Canku Ota

(Many Paths)

An Online Newsletter Celebrating Native America

December 16, 2000 - Issue 25

 

Navajo Students Visit

Notre Dame High School (PA)

Their trip from New Mexico follows tour that 6 seniors from the Bethlehem Township school took to reservation.

by Genevieve Marshall of the Morning Call

 artwork by Virginia Stroud Southwest Chilies

When six Notre Dame High School seniors and three teachers visited a school on a Navajo reservation in October, they were amazed by the enthusiasm with which they were welcomed, the beauty of the sandstone mesas and the widespread poverty that gripped the community.

Last week five seniors and a chaperone from St. Bonaventure Indian Mission and School, Thoreau, N.M., reciprocated with a visit to the Bethlehem Township school.

Though they had been on the East Coast less than a day Thursday, the teenagers were already forming impressions.

"The houses are so close together and there are a lot of cars," said Lucynthia DeClay, 18. "But there are some similarities. Everyone has been really nice to us."

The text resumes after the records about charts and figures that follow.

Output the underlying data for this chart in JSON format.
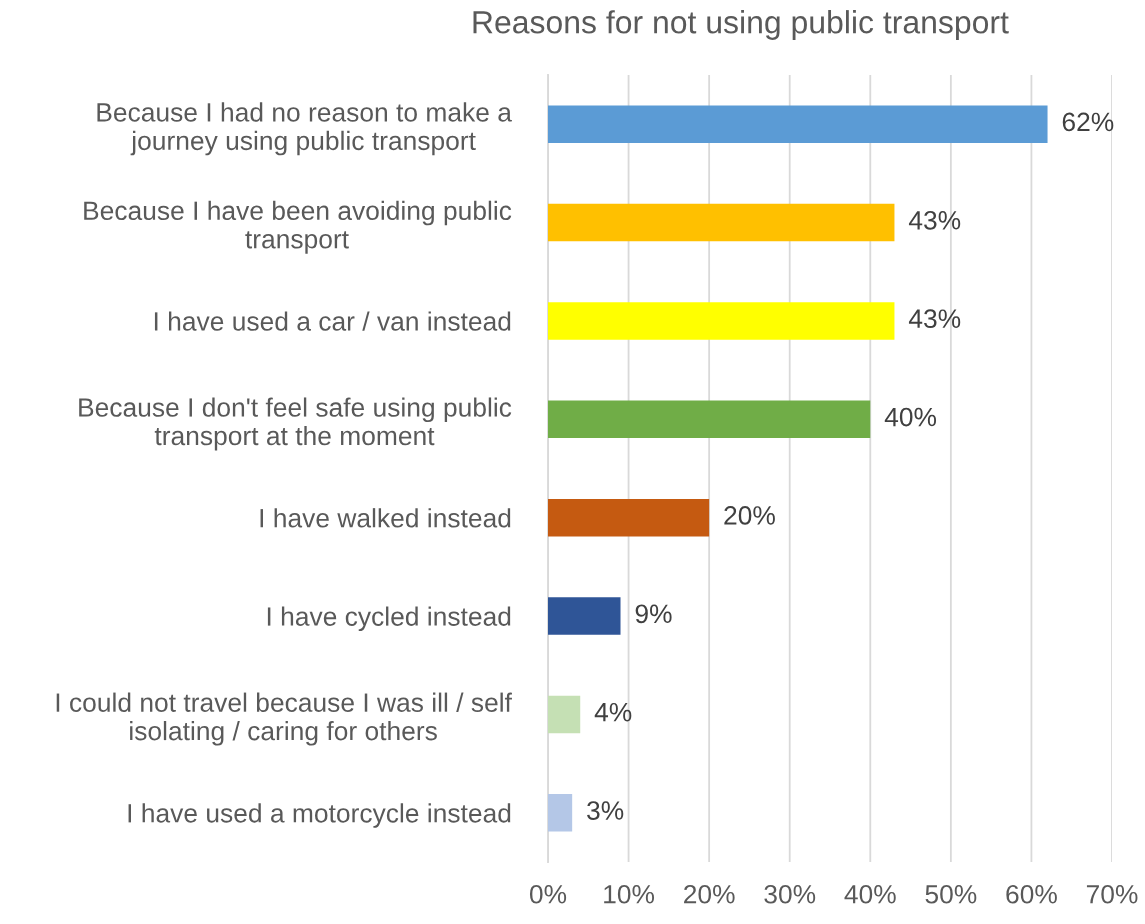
{
  "chart_data": {
    "type": "bar",
    "orientation": "horizontal",
    "title": "Reasons for not using public transport",
    "categories": [
      "Because I had no reason to make a\njourney using public transport",
      "Because I have been avoiding public\ntransport",
      "I have used a car / van instead",
      "Because I don't feel safe using public\ntransport at the moment",
      "I have walked instead",
      "I have cycled instead",
      "I could not travel because I was ill / self\nisolating / caring for others",
      "I have used a motorcycle instead"
    ],
    "values": [
      62,
      43,
      43,
      40,
      20,
      9,
      4,
      3
    ],
    "colors": [
      "#5b9bd5",
      "#ffc000",
      "#ffff00",
      "#70ad47",
      "#c55a11",
      "#2f5597",
      "#c5e0b4",
      "#b4c7e7"
    ],
    "value_labels": [
      "62%",
      "43%",
      "43%",
      "40%",
      "20%",
      "9%",
      "4%",
      "3%"
    ],
    "xlim": [
      0,
      70
    ],
    "xticks": [
      {
        "value": 0,
        "label": "0%"
      },
      {
        "value": 10,
        "label": "10%"
      },
      {
        "value": 20,
        "label": "20%"
      },
      {
        "value": 30,
        "label": "30%"
      },
      {
        "value": 40,
        "label": "40%"
      },
      {
        "value": 50,
        "label": "50%"
      },
      {
        "value": 60,
        "label": "60%"
      },
      {
        "value": 70,
        "label": "70%"
      }
    ],
    "grid": "x",
    "legend": false
  }
}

The trips are part of a cultural exchange between the schools -- and at least a yearlong project by Notre Dame students to adopt the school on the Eastern Navajo Reservation.

The connection between the two Catholic schools, more than 2,000 miles apart, began last spring when Notre Dame teacher Cheryl Fenton read an advertisement in the Allentown diocesan newsletter about the mission and felt compelled to write a letter to the director to offer her help.

As supervisor of the student council, Fenton sold some of the school's most enthusiastic students on the project. With a handful of fund-raisers, including a penny drive and T-shirt sales, the group had more than $1,000 to donate to the school.

They delivered a check to the school on their trip, which the students financed themselves.

"I think that says a lot about their commitment to helping others," Fenton said. "They were profoundly struck by what they saw."

Fenton and two other teachers used the trip to study the needs of the mission school and look for the best way they could help. It also allowed the students to see a life much different from their own, she said.

While much of their time was spent interviewing Navajo students and learning about their culture, the student council members also helped deliver food and water in trucks that traveled hundreds of miles each day over unpaved roads with deep ruts.

What the students witnessed was the struggles of the Navajo Nation, which is regarded by the federal government as the most economically disadvantaged tribe in the United States.

Those who live on the reservation reside mostly in trailers and mobile homes far from each other. They often have no means of transportation, limited access to phones and sometimes no water or electricity.

"They lead very different lives than us," Notre Dame senior Carissa McMurtrie, 17, of Palmer Township, said. "Everyone we met was so happy and welcoming, and we were the ones trying to help them."

The group enlisted the aid of community and business leaders to raise enough money to bring the St. Bonaventure students to the Lehigh Valley for this six-day visit.

Other fund-raisers are planned to help build a playground for the school in April and pay for a visit by two St. Bonaventure teachers and several students to perform traditional Navajo dances at a ceremony at Notre Dame in June.

The St. Bonaventure students' visit to the East Coast has been decidedly different from their counterparts' trip to New Mexico -- but just as frenetically busy.

After arriving Wednesday night at Newark Airport, the five teenagers -- the school's entire senior class -- were whisked off to a wrestling match, then their sponsors' homes.

They spent Thursday morning being interviewed by a film crew for a documentary about their school, which will be used by Notre Dame to solicit donations for them. Other activities included a trip to the Lehigh Valley Mall and a night at the movies.

The mission school students will spend part of today shadowing professionals in their fields of interest.

Rozlynn Johns, 17, will visit nurses at Easton Hospital while classmate Anthony Martinez, 17, gets a flying lesson at Queen City Airport, Allentown.

Despite a weekend packed with tours of local areas of interest, the pupils said they were most excited about a trip planned today to New York City, where they hope to visit Times Square and get on camera for MTV's "Total Request Live."